Tertuliano de Albuquerque Potiguara was a Brazilian Division General who was known for being a primary commander of the Contestado War but remained a controversial figure during the war due to being accused of committing war crimes.

Biography
Son of Antonio Domingos da Silva, Portuguese by birth, and of Rosa Cândida de Albuquerque, he was born in Serra da Meruoca within the land of Sobral, Ceará. He studied at the  and later served in the Brazilian Army in, in Rio de Janeiro.

He was promoted to ensign on November 3, 1894 and to 1st lieutenant on June 6, 1907 and captain on April, 7 1909. He was also a personal friend of Floriano Peixoto. He served in the Federal Capital Police Brigade in the rank of major from 1910 to 1914. He then participated in both the Vaccine Revolt and the Contestado War but was a controversial figure at the latter due to being accused of war crimes during the war.
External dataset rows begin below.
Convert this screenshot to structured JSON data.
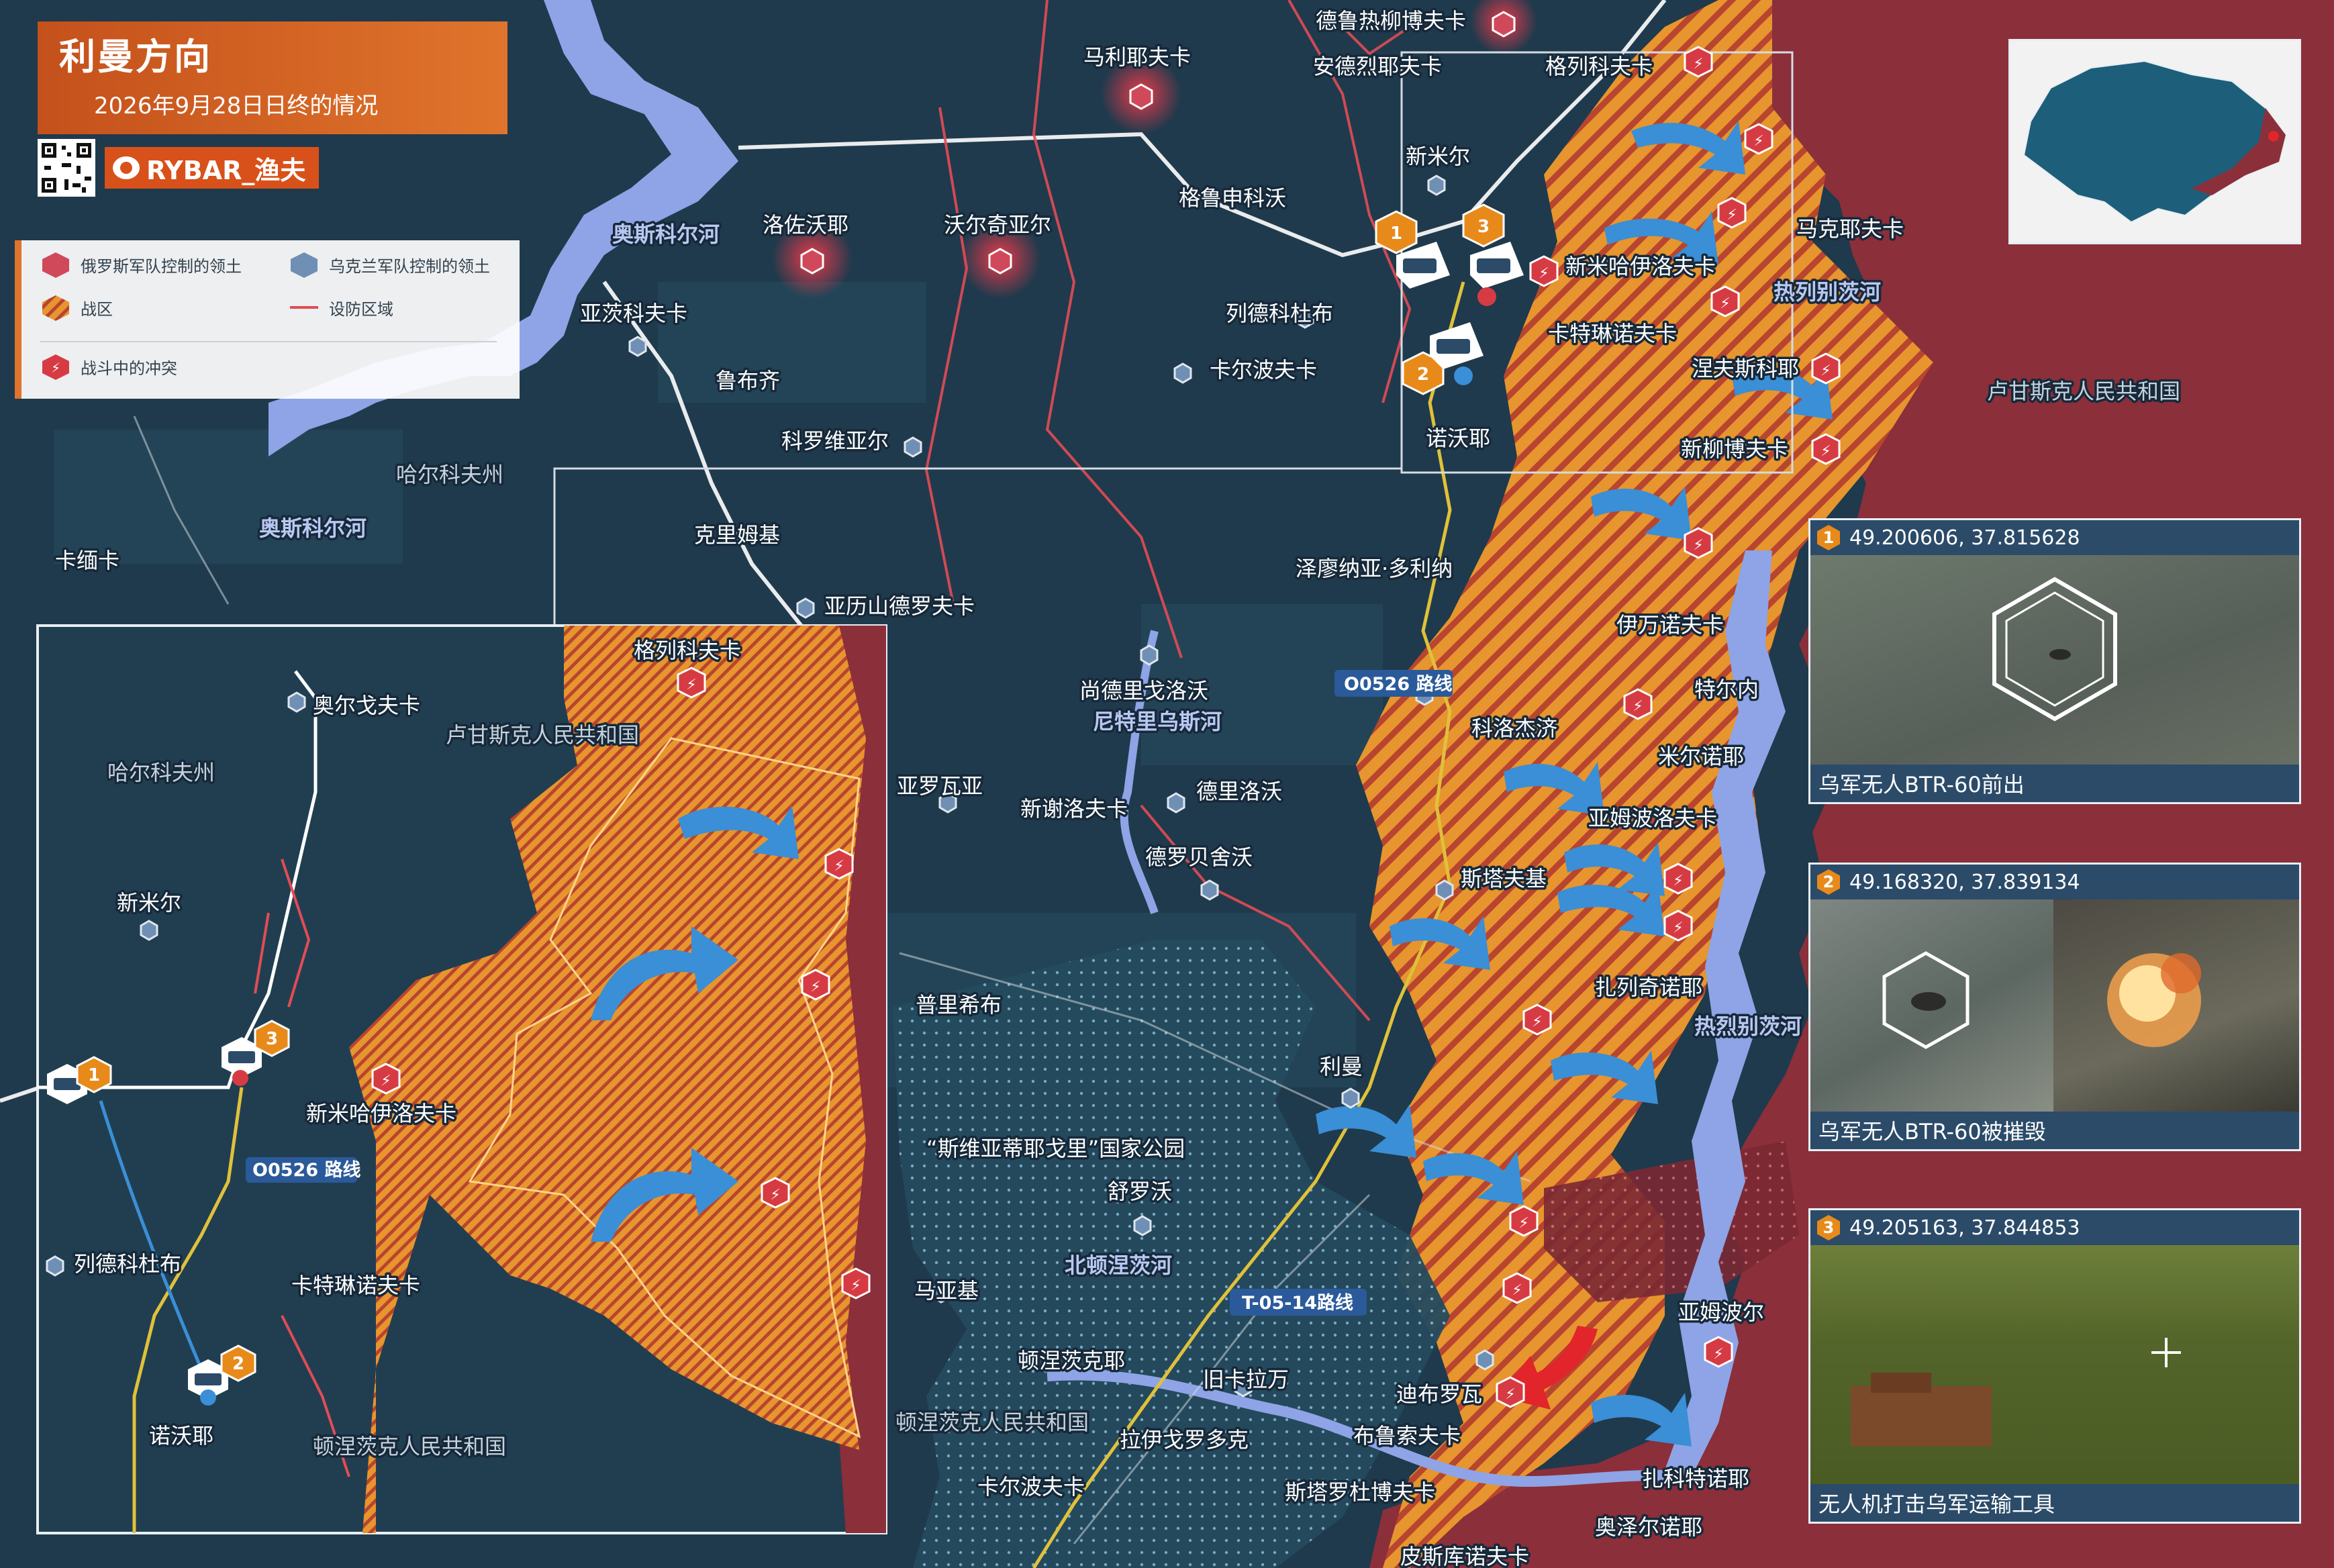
{
  "header": {
    "title": "利曼方向",
    "date": "2026年9月28日日终的情况",
    "brand": "RYBAR_渔夫"
  },
  "legend": {
    "russia_territory": "俄罗斯军队控制的领土",
    "ukraine_territory": "乌克兰军队控制的领土",
    "combat_zone": "战区",
    "defense_zone": "设防区域",
    "fighting": "战斗中的冲突"
  },
  "colors": {
    "russia": "#8b2f3a",
    "ukraine": "#1f3a4c",
    "combat": "#e7952e",
    "river": "#8ea4e6",
    "defense_line": "#e24c55",
    "accent": "#e0742c",
    "attack_arrow": "#3a8fd6",
    "counter_arrow": "#e2252b"
  },
  "map": {
    "places": {
      "derkulivka": "德鲁热柳博夫卡",
      "andriivka": "安德烈耶夫卡",
      "maliivka": "马利耶夫卡",
      "hrekivka": "格列科夫卡",
      "novomyr": "新米尔",
      "hrushivka": "格鲁申科沃",
      "lozovaya": "洛佐沃耶",
      "vovchansk": "沃尔奇亚尔",
      "yatsk": "亚茨科夫卡",
      "makiivka": "马克耶夫卡",
      "novomykh": "新米哈伊洛夫卡",
      "zherebets": "热列别茨河",
      "lyadkovo": "列德科杜布",
      "karpova": "卡尔波夫卡",
      "katerynivka": "卡特琳诺夫卡",
      "nevske": "涅夫斯科耶",
      "lnr": "卢甘斯克人民共和国",
      "novolubivka": "新柳博夫卡",
      "novo": "诺沃耶",
      "lubyanka": "鲁布齐",
      "kolomyi": "科罗维亚尔",
      "oskil": "奥斯科尔河",
      "kharkiv": "哈尔科夫州",
      "kramne": "克里姆基",
      "olek": "亚历山德罗夫卡",
      "kaneli": "卡缅卡",
      "zarichne": "泽廖纳亚·多利纳",
      "ivanivka": "伊万诺夫卡",
      "torske": "特尔内",
      "shandryholove": "尚德里戈洛沃",
      "nitrius": "尼特里乌斯河",
      "o0526": "O0526 路线",
      "kolodyazi": "科洛杰济",
      "mirne": "米尔诺耶",
      "yampolovka": "亚姆波洛夫卡",
      "yarova": "亚罗瓦亚",
      "novoselivka": "新谢洛夫卡",
      "derilove": "德里洛沃",
      "drobysheve": "德罗贝舍沃",
      "stavky": "斯塔夫基",
      "zarichne2": "扎列奇诺耶",
      "zherebets2": "热烈别茨河",
      "prishyb": "普里希布",
      "lyman": "利曼",
      "svyati": "“斯维亚蒂耶戈里”国家公园",
      "shchurove": "舒罗沃",
      "siverskyi": "北顿涅茨河",
      "mayaky": "马亚基",
      "t0514": "T-05-14路线",
      "yampil": "亚姆波尔",
      "donetsk_kr": "顿涅茨克耶",
      "stari_karavan": "旧卡拉万",
      "dibrova": "迪布罗瓦",
      "dpr": "顿涅茨克人民共和国",
      "rayhorodok": "拉伊戈罗多克",
      "bilohorivka": "布鲁索夫卡",
      "karpivka": "卡尔波夫卡",
      "staromayorske": "斯塔罗杜博夫卡",
      "serebrianka": "扎科特诺耶",
      "ozerne": "奥泽尔诺耶",
      "pyskunivka": "皮斯库诺夫卡",
      "oskil2": "奥斯科尔河",
      "inset_hrekivka": "格列科夫卡",
      "inset_orlovka": "奥尔戈夫卡",
      "inset_lnr": "卢甘斯克人民共和国",
      "inset_kharkiv": "哈尔科夫州",
      "inset_novomyr": "新米尔",
      "inset_novomykh": "新米哈伊洛夫卡",
      "inset_road": "O0526 路线",
      "inset_lyadkovo": "列德科杜布",
      "inset_katerynivka": "卡特琳诺夫卡",
      "inset_novo": "诺沃耶",
      "inset_dpr": "顿涅茨克人民共和国"
    },
    "markers": [
      "1",
      "2",
      "3"
    ]
  },
  "panels": [
    {
      "num": "1",
      "coords": "49.200606, 37.815628",
      "caption": "乌军无人BTR-60前出"
    },
    {
      "num": "2",
      "coords": "49.168320, 37.839134",
      "caption": "乌军无人BTR-60被摧毁"
    },
    {
      "num": "3",
      "coords": "49.205163, 37.844853",
      "caption": "无人机打击乌军运输工具"
    }
  ]
}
With Brazil's entry into World War I at the end of 1917, the Brazilian government sent a mission to France in 1918, in which Potiguara participated but was wounded in the Battle of St Quentin Canal. He was then was promoted to lieutenant colonel for acts of bravery practiced in the battles there. On 8 July 1921 he was promoted to colonel by merit, Brigadier General on January 20, 1923 and finally Major General on November 6, 1926.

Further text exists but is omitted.